On January 3, the Securities and Exchange Commission published a notice of proposed rule changes submitted by BATS Exchange, Inc. BATS proposes to modify BATS Rules 15.1(a) and (c), which relate to the fees applicable to its members. Specifically, BATS proposes to revise the “Options Pricing” section of its fee schedule as follows:
- Customer Order Pricing—Decrease the fee for customer orders that remove liquidity from BATS and increase the rebate for customer orders that add liquidity to BATS.
- NBBO Setter Rebate—Where a member meets certain daily average volume requirements, add a rebate for orders that establish a national best bid or national best offer.
- Firm and Market Maker Pricing—Increase the fee for firm and market maker orders that remove liquidity from BATS and increase the rebate for firm and market maker orders that add liquidity to BATS.

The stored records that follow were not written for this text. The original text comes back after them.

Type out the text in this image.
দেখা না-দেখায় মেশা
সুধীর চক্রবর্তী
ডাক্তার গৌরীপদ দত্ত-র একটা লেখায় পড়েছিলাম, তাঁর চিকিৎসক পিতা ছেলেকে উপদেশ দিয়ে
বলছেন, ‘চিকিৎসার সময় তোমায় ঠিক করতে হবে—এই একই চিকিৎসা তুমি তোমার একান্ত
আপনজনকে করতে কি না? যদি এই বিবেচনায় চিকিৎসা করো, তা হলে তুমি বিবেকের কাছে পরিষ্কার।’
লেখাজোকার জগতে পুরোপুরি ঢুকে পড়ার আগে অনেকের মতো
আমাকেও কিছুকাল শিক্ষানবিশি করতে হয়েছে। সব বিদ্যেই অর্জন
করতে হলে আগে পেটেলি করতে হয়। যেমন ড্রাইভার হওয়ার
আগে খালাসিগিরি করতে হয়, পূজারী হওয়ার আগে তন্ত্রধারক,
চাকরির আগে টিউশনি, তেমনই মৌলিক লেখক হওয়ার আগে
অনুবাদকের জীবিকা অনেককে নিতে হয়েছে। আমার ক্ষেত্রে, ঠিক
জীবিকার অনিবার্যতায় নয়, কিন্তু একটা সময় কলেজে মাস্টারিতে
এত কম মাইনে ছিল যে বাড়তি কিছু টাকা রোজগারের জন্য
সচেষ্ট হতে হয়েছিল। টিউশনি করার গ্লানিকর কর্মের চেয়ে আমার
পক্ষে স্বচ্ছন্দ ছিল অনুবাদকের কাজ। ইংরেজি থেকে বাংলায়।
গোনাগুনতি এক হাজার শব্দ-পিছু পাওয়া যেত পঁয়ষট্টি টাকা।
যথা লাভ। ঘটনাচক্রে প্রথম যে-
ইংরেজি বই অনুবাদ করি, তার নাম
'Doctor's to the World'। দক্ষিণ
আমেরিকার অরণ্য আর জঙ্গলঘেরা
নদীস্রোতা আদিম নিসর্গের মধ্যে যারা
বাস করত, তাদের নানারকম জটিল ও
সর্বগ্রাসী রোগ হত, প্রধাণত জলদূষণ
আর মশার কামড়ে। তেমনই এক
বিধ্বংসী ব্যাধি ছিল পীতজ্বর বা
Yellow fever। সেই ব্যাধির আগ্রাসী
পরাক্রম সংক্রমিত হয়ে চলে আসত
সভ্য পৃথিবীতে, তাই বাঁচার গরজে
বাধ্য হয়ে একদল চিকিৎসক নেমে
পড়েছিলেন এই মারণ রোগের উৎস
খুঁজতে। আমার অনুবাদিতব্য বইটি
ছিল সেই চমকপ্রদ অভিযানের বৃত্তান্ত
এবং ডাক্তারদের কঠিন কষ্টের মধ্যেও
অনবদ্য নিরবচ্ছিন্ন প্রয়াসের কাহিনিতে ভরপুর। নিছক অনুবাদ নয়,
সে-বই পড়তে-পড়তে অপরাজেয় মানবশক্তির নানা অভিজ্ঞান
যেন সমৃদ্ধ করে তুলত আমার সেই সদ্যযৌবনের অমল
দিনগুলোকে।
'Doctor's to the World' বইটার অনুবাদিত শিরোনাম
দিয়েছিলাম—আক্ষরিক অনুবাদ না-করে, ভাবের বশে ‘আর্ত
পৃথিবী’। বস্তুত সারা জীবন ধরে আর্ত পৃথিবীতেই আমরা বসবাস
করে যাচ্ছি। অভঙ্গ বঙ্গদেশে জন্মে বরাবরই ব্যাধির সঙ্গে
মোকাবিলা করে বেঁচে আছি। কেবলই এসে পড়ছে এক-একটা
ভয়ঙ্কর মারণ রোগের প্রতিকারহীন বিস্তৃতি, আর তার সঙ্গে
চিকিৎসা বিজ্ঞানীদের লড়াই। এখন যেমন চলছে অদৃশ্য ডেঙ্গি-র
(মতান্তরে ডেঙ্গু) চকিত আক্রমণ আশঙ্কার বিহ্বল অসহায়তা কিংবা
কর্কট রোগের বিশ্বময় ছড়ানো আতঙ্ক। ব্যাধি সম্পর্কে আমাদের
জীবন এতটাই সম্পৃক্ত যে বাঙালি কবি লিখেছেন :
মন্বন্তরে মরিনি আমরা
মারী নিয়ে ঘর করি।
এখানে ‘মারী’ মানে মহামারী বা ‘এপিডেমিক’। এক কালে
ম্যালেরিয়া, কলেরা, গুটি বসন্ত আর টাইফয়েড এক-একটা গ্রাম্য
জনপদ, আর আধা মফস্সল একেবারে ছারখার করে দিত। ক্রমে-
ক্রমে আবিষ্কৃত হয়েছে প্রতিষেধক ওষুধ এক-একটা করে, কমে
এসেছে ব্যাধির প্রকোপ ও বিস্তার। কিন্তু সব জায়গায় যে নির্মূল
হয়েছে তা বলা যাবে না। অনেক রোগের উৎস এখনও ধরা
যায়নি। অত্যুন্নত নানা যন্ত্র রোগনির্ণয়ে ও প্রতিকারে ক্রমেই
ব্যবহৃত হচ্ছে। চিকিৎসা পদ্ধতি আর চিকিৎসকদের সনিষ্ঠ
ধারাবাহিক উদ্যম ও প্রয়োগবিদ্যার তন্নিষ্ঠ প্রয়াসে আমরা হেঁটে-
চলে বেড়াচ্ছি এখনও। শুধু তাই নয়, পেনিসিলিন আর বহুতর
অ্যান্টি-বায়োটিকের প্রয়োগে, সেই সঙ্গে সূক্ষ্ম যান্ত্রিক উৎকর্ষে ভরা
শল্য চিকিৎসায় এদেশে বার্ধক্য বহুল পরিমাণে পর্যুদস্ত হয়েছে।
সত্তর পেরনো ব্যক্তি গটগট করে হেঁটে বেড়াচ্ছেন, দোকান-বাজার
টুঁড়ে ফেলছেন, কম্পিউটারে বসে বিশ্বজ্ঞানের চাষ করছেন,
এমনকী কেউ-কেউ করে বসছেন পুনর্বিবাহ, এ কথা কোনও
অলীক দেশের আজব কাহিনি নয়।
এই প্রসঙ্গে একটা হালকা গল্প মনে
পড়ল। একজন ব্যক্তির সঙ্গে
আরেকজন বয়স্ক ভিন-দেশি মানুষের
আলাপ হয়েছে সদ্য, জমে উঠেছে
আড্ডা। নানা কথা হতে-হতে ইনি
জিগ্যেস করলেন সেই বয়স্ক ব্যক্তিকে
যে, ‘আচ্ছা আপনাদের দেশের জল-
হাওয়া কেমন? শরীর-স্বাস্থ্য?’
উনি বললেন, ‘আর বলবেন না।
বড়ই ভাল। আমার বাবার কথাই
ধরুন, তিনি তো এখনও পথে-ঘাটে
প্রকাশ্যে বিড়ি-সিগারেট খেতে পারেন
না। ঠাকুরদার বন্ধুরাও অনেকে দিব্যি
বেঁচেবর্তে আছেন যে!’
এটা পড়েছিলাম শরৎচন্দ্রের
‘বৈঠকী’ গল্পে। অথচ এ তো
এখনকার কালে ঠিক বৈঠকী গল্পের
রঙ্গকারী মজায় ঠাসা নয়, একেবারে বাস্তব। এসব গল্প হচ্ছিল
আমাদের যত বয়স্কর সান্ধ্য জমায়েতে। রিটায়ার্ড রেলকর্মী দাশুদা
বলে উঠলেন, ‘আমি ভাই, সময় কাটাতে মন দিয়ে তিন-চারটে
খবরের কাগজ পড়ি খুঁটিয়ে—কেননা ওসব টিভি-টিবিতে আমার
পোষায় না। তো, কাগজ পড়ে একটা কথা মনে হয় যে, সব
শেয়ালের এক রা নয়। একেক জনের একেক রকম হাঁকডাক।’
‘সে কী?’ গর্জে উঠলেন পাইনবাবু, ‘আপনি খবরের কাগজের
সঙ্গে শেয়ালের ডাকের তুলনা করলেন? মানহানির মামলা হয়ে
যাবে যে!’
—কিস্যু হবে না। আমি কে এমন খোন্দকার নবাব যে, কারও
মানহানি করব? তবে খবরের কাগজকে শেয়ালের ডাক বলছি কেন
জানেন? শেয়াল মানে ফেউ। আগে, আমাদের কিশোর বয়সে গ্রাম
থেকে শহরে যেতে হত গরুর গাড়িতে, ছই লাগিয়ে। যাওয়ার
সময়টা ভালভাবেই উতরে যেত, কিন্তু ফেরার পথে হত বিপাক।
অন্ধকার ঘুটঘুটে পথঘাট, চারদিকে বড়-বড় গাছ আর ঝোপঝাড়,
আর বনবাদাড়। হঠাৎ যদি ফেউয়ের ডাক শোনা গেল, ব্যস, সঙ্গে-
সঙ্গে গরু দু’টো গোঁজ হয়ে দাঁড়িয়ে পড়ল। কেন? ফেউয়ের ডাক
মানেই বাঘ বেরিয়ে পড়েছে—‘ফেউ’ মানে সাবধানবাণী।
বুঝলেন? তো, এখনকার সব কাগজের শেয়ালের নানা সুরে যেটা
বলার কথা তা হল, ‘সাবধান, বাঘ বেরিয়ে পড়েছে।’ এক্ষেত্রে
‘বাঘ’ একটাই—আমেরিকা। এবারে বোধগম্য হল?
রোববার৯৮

- Directed ISO Pricing—Simplify the pricing of all directed ISOs (intermarket sweep orders that bypass BATS’s system and are immediately routed to another options exchange specified by the user) by charging a flat rate per contract for such orders.
- Routing Pricing—Establish fees that will apply to all best execution routing strategies offered by BATS and to destination specific order (a market or limit order that instructs BATS’s system to route the order to a specified trading center after the order is exposed to BATS’s Option Book) routing strategies.
The proposed rule changes became operative on January 3.